Papst Leo XIV. hat sich vor dem bevorstehenden Besuch von US-Außenminister Marco Rubio deutlich gegen neue Angriffe von Donald Trump gewehrt. "Wenn mich jemand dafür kritisieren will, dass ich das Evangelium verkünde, soll er das mit der Wahrheit tun", sagte das Kirchenoberhaupt laut Kathpress am Dienstagabend in Castel Gandolfo.

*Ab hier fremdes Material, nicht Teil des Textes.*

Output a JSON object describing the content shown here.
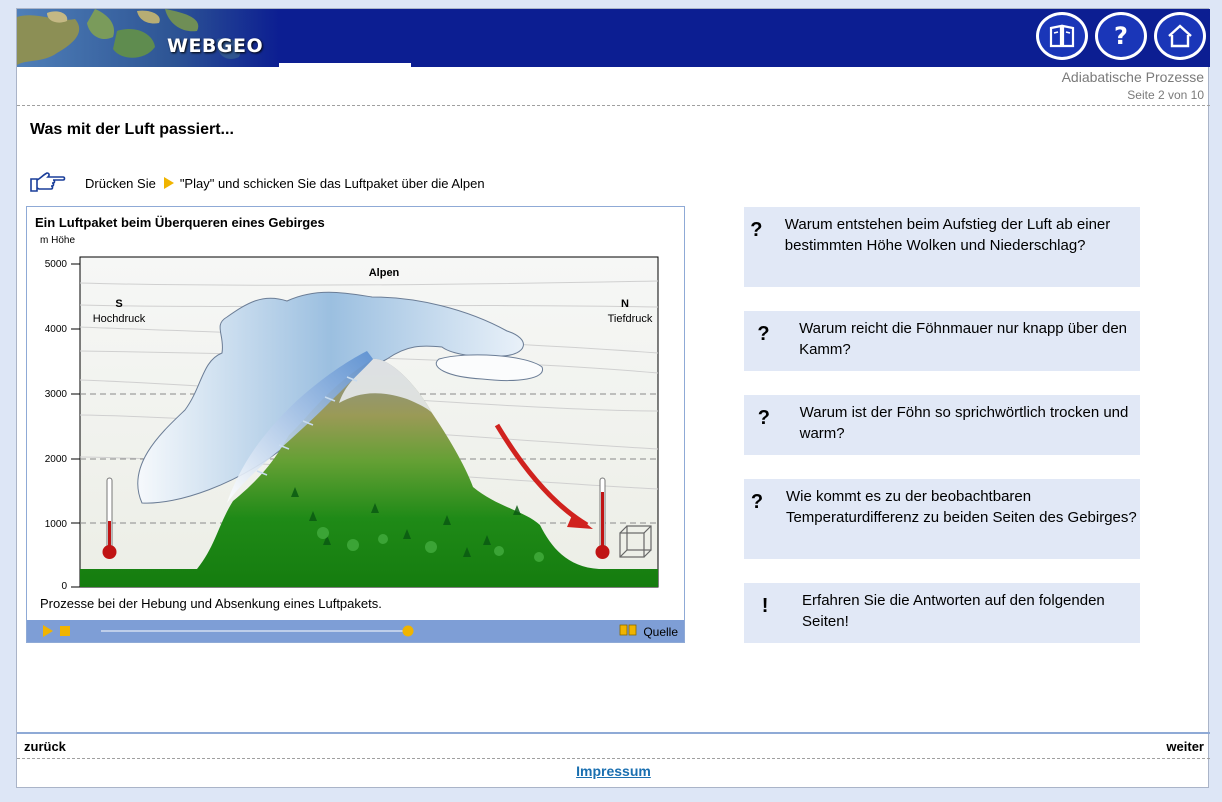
{
  "header": {
    "logo": "WEBGEO",
    "icons": [
      "book-icon",
      "help-icon",
      "home-icon"
    ]
  },
  "breadcrumb": {
    "title": "Adiabatische Prozesse",
    "page": "Seite 2 von 10"
  },
  "page_title": "Was mit der Luft passiert...",
  "instruction": {
    "before": "Drücken Sie",
    "after": "\"Play\" und schicken Sie das Luftpaket über die Alpen"
  },
  "animation": {
    "title": "Ein Luftpaket beim Überqueren eines Gebirges",
    "y_axis_label": "m Höhe",
    "y_ticks": [
      "5000",
      "4000",
      "3000",
      "2000",
      "1000",
      "0"
    ],
    "mountain_label": "Alpen",
    "south_label": "S",
    "south_pressure": "Hochdruck",
    "north_label": "N",
    "north_pressure": "Tiefdruck",
    "caption": "Prozesse bei der Hebung und Absenkung eines Luftpakets.",
    "quelle_label": "Quelle",
    "slider_progress": 1.0
  },
  "questions": [
    {
      "mark": "?",
      "text": "Warum entstehen beim Aufstieg der Luft ab einer bestimmten Höhe Wolken und Niederschlag?"
    },
    {
      "mark": "?",
      "text": "Warum reicht die Föhnmauer nur knapp über den Kamm?"
    },
    {
      "mark": "?",
      "text": "Warum ist der Föhn so sprichwörtlich trocken und warm?"
    },
    {
      "mark": "?",
      "text": "Wie kommt es zu der beobachtbaren Temperaturdifferenz zu beiden Seiten des Gebirges?"
    },
    {
      "mark": "!",
      "text": "Erfahren Sie die Antworten auf den folgenden Seiten!"
    }
  ],
  "nav": {
    "back": "zurück",
    "next": "weiter"
  },
  "footer": {
    "impressum": "Impressum"
  },
  "colors": {
    "header_blue": "#0c1e92",
    "panel_border": "#8faad6",
    "question_bg": "#e1e8f6",
    "link": "#1a6fb0"
  }
}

Hintergrund ist eine erneute Behauptung Trumps, der Papst würde es gutheißen, wenn der Iran über Atomwaffen verfüge. Gegenüber dem konservativen Radiomoderator Hugh Hewitt hatte Trump dies zuletzt wiederholt. Leo XIV. widersprach nun klar: Die katholische Kirche spreche sich seit Jahren gegen alle Atomwaffen aus, daran gebe es "keinen Zweifel".

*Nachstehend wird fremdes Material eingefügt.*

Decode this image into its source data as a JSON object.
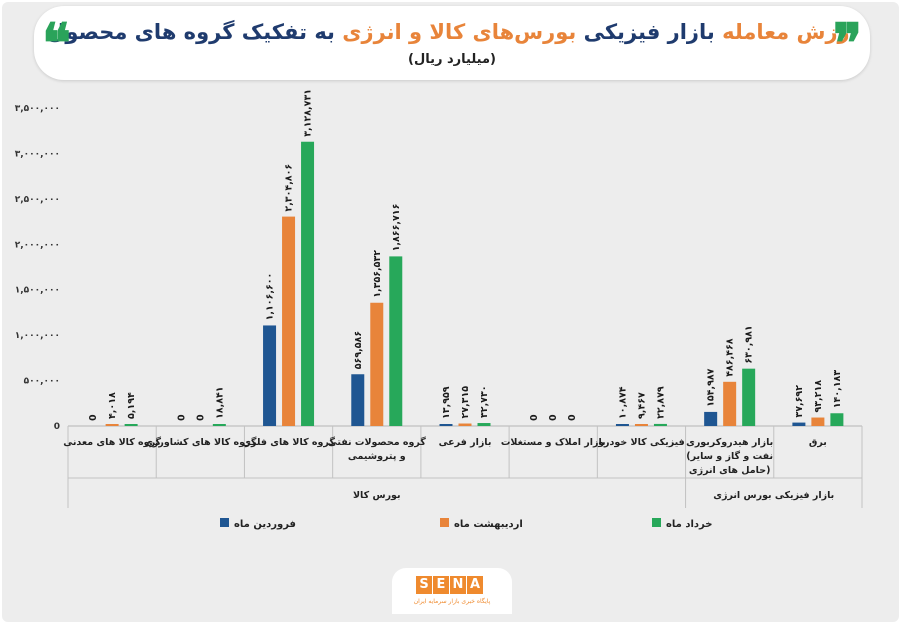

Der 70-jährige Papst erinnerte zudem an seine ersten Worte nach seiner Wahl: "Friede sei mit euch!" Die Aufgabe der Kirche sei es, das Evangelium und den Frieden zu verkünden.

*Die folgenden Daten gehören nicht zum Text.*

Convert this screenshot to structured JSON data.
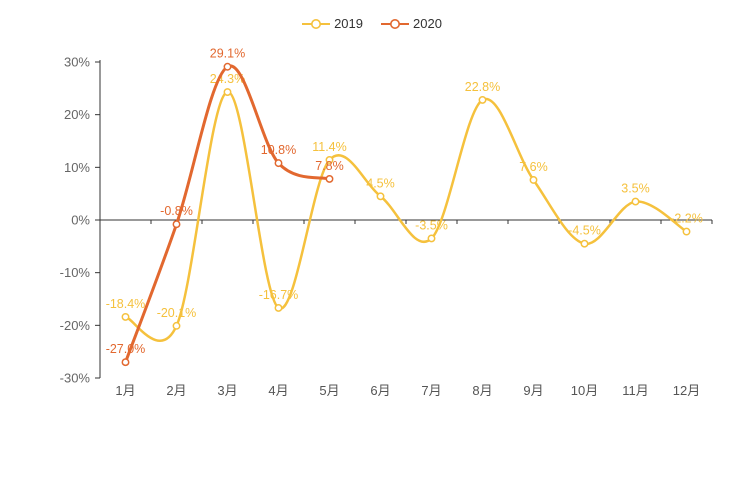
{
  "chart_data": {
    "type": "line",
    "title": "",
    "smooth": true,
    "grid": false,
    "legend_position": "top",
    "background": "#ffffff",
    "axis_color": "#333333",
    "axis_label_color": "#666666",
    "categories": [
      "1月",
      "2月",
      "3月",
      "4月",
      "5月",
      "6月",
      "7月",
      "8月",
      "9月",
      "10月",
      "11月",
      "12月"
    ],
    "ylim": [
      -30,
      30
    ],
    "y_ticks": [
      {
        "value": 30,
        "label": "30%"
      },
      {
        "value": 20,
        "label": "20%"
      },
      {
        "value": 10,
        "label": "10%"
      },
      {
        "value": 0,
        "label": "0%"
      },
      {
        "value": -10,
        "label": "-10%"
      },
      {
        "value": -20,
        "label": "-20%"
      },
      {
        "value": -30,
        "label": "-30%"
      }
    ],
    "series": [
      {
        "name": "2019",
        "color": "#F5C13D",
        "line_width": 2.5,
        "values": [
          -18.4,
          -20.1,
          24.3,
          -16.7,
          11.4,
          4.5,
          -3.5,
          22.8,
          7.6,
          -4.5,
          3.5,
          -2.2
        ],
        "labels": [
          "-18.4%",
          "-20.1%",
          "24.3%",
          "-16.7%",
          "11.4%",
          "4.5%",
          "-3.5%",
          "22.8%",
          "7.6%",
          "-4.5%",
          "3.5%",
          "-2.2%"
        ]
      },
      {
        "name": "2020",
        "color": "#E2682F",
        "line_width": 3,
        "values": [
          -27.0,
          -0.8,
          29.1,
          10.8,
          7.8
        ],
        "labels": [
          "-27.0%",
          "-0.8%",
          "29.1%",
          "10.8%",
          "7.8%"
        ]
      }
    ]
  }
}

Die Spannungen zwischen dem Vatikan und Trump halten bereits seit Monaten an. Mitte April hatte der US-Präsident dem Papst vorgeworfen, "schwach bei der Kriminalitätsbekämpfung" und "furchtbar in der Außenpolitik" zu sein. Anlass war die Kritik des Kirchenoberhaupts am Angriff der USA und Israels auf den Iran, den Leo XIV. als "wahrlich inakzeptabel" bezeichnet hatte. Trump erklärte damals öffentlich: "Ich bin kein Fan von Papst Leo."
Für zusätzliche Empörung sorgte später ein KI-generiertes Bild, das Trump selbst als Heiland zeigte. Nach heftiger Kritik löschte er das Bild wieder und behauptete, er habe gedacht, es stelle ihn als Arzt dar.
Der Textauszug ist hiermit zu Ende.